As maritime barrels toward an autonomous future, the ROBOSHIP Joint Value Creation Project is one that is making waves, literally and figuratively, as a proof of concept (PoC) test using two actual surface vessels was jointly conducted on November 11.
This PoC test held in the sea off Toyosu in Tokyo is using a passenger vessel owned by Tokyo Cruise Ship Co., Ltd., and is intended to demonstrate the technologies with the aim of supporting the development and widespread adoption of a navigational support system for coastal vessels.
Putting ROBOSHIP to the Test
The PoC was led by e5 Lab Inc., a firm jointly established in 2019 by a group of shipping companies and a trading company to develop electric ships and digitization technologies.
The project is a collaborative effort between e5 Lab, 22 companies and a ship classification society, including firms outside the shipbuilding and marine transport field, as a cooperative platform to create value and turn challenges into opportunities by addressing issues facing the ocean shipping industry. Mitsubishi Shipbuilding Co., Ltd., a part of Mitsubishi Heavy Industries (MHI) Group, is a shipbuilder with a vested interest in the ROBOSHIP project, providing maritime-related engineering services, support for marine vessel remote control/autonomous navigation, and system integration for the vessel propulsion units.

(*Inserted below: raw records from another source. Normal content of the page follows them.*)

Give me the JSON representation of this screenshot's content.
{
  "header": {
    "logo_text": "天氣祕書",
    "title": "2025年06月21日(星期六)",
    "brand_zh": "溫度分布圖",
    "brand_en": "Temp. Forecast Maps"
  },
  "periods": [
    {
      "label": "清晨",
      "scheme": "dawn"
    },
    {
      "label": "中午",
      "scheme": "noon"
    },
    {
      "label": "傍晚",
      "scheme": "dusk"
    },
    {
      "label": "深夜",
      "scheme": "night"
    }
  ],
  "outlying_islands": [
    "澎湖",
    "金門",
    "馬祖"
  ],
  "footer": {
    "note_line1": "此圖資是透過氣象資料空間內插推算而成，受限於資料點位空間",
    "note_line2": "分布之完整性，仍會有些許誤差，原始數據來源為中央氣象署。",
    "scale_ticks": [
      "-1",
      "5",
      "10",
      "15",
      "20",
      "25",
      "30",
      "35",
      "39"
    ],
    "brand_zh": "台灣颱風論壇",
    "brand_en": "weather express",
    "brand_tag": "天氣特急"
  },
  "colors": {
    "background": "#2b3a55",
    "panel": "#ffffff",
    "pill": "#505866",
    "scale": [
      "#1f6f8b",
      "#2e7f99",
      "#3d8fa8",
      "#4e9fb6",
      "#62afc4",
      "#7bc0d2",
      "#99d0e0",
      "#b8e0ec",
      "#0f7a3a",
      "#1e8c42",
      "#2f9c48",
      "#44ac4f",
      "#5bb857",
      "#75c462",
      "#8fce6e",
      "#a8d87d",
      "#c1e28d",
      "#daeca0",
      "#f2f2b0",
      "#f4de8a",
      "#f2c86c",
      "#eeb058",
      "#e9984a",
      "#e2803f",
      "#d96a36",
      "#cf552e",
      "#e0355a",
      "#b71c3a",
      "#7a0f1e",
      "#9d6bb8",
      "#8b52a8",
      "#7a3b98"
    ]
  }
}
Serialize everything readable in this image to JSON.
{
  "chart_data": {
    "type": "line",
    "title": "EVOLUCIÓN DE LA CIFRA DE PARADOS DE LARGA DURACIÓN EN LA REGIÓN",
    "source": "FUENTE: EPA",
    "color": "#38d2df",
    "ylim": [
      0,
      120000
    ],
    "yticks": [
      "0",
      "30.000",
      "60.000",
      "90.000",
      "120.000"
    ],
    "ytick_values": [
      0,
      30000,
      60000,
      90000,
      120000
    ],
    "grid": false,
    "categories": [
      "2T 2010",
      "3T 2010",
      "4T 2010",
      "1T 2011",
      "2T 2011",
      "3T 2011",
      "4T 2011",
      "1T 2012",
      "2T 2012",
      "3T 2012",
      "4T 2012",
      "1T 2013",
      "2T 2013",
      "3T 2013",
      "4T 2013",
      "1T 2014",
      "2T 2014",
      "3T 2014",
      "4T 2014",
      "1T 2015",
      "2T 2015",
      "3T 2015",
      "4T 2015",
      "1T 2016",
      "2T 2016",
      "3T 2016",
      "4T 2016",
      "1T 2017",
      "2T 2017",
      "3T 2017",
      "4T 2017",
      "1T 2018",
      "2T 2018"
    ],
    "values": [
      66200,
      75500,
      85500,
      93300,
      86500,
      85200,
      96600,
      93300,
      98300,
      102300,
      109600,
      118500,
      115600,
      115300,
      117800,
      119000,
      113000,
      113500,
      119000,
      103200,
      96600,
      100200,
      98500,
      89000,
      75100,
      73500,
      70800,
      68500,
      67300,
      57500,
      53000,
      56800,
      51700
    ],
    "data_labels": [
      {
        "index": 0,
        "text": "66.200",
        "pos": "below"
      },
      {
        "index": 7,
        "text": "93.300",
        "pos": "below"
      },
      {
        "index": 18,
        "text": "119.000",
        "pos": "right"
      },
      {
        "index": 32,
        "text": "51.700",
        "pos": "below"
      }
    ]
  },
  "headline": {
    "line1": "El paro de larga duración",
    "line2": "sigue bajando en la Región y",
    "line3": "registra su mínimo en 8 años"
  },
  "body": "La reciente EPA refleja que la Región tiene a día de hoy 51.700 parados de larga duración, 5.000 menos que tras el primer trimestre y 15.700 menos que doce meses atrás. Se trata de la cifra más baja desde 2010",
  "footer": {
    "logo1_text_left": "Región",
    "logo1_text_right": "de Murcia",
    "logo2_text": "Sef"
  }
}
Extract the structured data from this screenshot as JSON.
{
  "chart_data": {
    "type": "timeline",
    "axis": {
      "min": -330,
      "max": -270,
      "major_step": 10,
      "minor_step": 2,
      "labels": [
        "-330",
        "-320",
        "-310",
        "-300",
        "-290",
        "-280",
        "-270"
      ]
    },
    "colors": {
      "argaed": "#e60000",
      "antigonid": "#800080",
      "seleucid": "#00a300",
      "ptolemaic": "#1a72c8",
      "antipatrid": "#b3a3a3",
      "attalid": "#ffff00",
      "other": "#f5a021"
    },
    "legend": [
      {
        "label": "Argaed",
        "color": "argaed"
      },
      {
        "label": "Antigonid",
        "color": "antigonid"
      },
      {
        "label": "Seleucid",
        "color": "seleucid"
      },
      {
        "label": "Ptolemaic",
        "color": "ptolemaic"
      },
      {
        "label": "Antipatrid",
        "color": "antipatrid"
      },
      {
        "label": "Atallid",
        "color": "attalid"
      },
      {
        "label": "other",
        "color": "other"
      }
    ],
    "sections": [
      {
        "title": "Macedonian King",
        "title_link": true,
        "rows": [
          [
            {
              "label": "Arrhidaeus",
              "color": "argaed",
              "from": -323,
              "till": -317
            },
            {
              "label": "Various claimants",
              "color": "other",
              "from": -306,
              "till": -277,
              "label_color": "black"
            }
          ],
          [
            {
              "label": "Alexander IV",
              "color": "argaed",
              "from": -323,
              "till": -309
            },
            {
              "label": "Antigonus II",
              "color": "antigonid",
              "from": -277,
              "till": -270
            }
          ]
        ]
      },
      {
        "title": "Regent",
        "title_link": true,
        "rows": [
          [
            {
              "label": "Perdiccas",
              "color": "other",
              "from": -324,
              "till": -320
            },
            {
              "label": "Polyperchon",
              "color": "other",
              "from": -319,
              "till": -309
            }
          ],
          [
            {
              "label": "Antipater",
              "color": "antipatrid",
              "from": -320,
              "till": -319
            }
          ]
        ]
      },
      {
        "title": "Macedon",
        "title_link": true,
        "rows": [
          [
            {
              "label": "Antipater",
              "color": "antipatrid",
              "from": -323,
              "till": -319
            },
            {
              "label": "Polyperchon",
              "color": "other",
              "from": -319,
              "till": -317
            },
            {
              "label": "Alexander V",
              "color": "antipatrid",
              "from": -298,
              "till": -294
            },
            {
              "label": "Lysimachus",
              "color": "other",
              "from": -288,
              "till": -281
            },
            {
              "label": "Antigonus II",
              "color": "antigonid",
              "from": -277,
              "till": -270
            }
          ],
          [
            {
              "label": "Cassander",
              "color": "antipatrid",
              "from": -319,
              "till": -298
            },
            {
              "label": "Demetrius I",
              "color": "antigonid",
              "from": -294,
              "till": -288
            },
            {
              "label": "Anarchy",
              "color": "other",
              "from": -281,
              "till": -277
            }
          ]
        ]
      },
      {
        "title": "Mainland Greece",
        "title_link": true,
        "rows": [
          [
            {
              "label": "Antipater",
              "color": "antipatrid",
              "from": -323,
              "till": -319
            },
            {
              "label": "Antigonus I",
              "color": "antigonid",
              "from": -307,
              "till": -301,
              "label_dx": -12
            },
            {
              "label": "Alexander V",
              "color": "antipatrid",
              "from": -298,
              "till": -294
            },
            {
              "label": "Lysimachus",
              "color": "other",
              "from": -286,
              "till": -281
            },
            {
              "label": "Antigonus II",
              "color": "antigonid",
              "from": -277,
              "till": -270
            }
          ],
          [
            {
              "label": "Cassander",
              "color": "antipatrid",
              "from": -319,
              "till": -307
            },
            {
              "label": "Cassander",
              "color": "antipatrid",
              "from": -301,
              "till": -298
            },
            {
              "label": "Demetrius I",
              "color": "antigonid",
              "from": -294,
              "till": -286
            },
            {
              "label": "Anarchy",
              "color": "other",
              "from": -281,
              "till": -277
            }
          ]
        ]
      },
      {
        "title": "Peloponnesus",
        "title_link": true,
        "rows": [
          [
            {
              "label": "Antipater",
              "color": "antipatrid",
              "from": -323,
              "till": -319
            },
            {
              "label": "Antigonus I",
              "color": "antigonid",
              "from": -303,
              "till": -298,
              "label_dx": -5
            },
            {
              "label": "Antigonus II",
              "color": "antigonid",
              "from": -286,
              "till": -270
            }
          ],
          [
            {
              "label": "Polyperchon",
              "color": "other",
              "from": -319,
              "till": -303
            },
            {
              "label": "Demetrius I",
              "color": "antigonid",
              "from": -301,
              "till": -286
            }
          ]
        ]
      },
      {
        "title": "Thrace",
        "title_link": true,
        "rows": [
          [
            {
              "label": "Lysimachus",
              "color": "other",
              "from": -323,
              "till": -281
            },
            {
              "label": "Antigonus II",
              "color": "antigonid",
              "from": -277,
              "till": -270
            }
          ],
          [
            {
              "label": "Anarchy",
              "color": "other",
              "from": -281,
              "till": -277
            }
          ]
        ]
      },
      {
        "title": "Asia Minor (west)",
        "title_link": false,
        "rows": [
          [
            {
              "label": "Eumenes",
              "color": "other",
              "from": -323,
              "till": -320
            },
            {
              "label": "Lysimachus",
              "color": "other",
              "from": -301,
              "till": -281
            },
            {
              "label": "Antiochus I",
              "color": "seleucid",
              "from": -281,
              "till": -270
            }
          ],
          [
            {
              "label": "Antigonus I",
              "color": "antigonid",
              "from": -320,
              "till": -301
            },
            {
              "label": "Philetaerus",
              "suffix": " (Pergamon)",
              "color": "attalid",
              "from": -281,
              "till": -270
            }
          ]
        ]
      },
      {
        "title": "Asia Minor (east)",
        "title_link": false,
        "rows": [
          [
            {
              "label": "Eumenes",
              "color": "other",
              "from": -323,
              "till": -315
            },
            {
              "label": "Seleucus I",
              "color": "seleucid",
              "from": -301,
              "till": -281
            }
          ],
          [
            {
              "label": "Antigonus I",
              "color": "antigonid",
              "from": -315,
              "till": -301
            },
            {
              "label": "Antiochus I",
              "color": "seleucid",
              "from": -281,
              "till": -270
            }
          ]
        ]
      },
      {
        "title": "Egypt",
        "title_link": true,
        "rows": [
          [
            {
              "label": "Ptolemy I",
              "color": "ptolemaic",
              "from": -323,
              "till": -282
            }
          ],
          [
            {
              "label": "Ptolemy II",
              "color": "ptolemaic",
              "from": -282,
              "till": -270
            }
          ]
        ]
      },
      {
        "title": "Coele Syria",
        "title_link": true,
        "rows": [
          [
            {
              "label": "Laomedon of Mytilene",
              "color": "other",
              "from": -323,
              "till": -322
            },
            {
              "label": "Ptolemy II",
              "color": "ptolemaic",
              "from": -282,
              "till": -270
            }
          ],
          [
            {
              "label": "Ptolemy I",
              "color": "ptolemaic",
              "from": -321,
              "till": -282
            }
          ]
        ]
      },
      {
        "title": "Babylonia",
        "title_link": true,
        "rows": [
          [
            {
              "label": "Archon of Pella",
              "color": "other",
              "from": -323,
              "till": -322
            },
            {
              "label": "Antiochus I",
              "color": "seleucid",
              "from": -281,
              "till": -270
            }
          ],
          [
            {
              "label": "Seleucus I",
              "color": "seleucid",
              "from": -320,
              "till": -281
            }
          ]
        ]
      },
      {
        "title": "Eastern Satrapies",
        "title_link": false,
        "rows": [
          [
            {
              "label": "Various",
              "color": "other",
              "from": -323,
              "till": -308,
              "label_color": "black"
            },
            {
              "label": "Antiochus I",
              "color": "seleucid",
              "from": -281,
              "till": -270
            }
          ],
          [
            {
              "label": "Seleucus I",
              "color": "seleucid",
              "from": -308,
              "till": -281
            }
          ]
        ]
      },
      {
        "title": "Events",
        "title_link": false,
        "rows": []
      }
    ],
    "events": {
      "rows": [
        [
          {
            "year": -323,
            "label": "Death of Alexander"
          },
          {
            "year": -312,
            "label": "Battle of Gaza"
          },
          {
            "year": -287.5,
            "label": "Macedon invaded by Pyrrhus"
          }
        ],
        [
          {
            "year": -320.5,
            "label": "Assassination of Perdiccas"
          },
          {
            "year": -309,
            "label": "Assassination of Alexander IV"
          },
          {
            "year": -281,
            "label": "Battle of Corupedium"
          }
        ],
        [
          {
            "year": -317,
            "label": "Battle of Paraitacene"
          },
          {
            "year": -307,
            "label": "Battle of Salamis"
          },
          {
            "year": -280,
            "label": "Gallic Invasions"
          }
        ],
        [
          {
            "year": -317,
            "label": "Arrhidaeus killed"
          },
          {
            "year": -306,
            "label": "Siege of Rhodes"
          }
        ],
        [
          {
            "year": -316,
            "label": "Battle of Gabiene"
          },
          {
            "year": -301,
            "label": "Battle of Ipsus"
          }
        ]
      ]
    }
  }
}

As part of the test, a navigation support system called SUPERBRIDGE-X, with functions including route planning, course control, vessel speed control, and collision avoidance, has been installed in Urban Launch, a passenger vessel operated by Tokyo Cruise Ship Co., Ltd. to conduct cruises in Tokyo Bay and other areas. In addition, a remotely operated unmanned surface vessel developed by MHI has also been made available, and the two vessels used to demonstrate collision avoidance.